- Page count: 144 pages
- Publisher: Glénat Éditions

Creative team
- Writer: François Rivière [fr]
- Artist: Philippe Wurm [fr]

Original publication
- Date of publication: 8 December 2021
- Language: French
- ISBN: 9782344003916

= Edgar P. Jacobs. Le rêveur d'apocalypses =

2021 comic book by François Rivière and Philippe Wurm

Edgar P. Jacobs. Le rêveur d'apocalypses (lit. 'The Dreamer of Apocalypses') is a 2021 French comic book written by François Rivière and illustrated by Philippe Wurm.

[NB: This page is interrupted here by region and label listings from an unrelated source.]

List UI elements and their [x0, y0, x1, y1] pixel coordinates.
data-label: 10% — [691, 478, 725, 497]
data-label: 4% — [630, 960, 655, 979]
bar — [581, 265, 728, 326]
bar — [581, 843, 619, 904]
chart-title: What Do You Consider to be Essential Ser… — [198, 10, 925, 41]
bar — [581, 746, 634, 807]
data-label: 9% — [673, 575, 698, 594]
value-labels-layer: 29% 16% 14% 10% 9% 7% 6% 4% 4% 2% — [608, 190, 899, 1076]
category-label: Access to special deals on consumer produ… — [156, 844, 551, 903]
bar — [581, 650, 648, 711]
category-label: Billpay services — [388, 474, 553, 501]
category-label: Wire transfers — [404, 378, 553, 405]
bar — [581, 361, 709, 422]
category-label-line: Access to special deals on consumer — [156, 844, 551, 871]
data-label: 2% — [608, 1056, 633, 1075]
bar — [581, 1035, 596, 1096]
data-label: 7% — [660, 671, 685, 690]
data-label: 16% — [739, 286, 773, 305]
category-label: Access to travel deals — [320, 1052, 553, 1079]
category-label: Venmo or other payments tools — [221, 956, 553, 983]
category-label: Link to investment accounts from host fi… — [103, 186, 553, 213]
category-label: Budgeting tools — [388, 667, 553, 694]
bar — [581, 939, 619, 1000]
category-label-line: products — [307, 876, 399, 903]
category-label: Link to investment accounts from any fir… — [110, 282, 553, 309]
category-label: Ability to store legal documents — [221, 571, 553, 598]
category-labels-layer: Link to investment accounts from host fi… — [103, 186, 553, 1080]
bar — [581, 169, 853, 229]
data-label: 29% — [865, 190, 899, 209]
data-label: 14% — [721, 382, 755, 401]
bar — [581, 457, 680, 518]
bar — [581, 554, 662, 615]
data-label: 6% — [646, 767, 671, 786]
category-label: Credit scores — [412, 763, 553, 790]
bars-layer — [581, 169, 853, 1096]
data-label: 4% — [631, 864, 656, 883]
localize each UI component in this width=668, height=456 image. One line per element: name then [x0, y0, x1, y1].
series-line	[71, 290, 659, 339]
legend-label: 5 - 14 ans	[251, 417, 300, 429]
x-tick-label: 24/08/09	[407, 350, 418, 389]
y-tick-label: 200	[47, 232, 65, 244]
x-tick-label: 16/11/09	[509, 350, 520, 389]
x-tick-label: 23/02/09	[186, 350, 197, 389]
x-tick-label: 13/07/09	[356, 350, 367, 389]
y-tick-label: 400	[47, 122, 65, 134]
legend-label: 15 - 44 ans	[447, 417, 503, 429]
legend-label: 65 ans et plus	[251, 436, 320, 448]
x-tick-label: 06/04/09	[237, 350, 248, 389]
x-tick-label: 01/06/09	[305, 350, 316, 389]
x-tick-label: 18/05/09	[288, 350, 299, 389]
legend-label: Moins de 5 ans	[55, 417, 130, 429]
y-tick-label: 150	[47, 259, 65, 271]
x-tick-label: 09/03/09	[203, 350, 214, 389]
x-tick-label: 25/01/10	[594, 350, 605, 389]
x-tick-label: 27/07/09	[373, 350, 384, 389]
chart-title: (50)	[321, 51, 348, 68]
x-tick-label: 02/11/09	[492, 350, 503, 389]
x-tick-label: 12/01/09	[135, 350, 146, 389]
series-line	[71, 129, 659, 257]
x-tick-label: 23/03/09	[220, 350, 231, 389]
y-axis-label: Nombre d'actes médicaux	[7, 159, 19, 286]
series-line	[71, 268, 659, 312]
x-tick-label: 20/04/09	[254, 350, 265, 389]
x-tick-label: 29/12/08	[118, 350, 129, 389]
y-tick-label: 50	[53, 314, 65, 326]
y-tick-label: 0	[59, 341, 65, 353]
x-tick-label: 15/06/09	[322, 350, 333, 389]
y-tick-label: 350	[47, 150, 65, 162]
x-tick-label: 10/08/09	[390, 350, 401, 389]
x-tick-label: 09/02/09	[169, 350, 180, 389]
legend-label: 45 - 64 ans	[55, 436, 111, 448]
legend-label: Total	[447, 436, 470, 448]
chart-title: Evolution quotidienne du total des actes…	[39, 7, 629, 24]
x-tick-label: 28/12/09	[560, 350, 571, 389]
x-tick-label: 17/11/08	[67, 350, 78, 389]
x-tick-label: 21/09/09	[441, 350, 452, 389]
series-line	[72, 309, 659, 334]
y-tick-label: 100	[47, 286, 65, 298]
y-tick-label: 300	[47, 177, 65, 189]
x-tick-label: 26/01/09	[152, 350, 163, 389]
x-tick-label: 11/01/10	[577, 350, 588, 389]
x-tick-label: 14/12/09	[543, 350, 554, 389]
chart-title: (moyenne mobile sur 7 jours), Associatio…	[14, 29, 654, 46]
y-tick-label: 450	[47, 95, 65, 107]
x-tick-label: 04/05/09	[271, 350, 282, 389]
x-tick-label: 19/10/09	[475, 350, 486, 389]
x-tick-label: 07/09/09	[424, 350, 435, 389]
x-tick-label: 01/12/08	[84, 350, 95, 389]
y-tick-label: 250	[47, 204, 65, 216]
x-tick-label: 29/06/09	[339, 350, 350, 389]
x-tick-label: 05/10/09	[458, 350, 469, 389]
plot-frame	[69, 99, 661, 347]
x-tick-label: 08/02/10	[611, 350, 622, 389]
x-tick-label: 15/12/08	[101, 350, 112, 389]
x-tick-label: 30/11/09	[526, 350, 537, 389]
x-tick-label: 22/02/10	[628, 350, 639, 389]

It is a biography about the Belgian comics creator Edgar P. Jacobs.

==Plot==
The book covers how Edgar P. Jacobs tried to become an opera singer as a young man, studied art, got into comics by making a conclusion to Flash Gordon when it was interrupted by the German occupation of Belgium during World War II, became a collaborator of Hergé on The Adventures of Tintin, and created his own greatest success Blake and Mortimer.

==Reception==
Didier Pasamonik of ActuaBD called the book a visual "marvel", writing that Philippe Wurm is the true heir of Jacobs' drawing style, and has recreated the atmosphere and locations of interwar and post-war Brussels and Walloon Brabant with great attention to detail. Pasamonik criticised the portrayal of Jacobs as a hesitant and indecisive person, which is contrary to his own impressions.

The book received the 2022 Prix Historia for historical comics.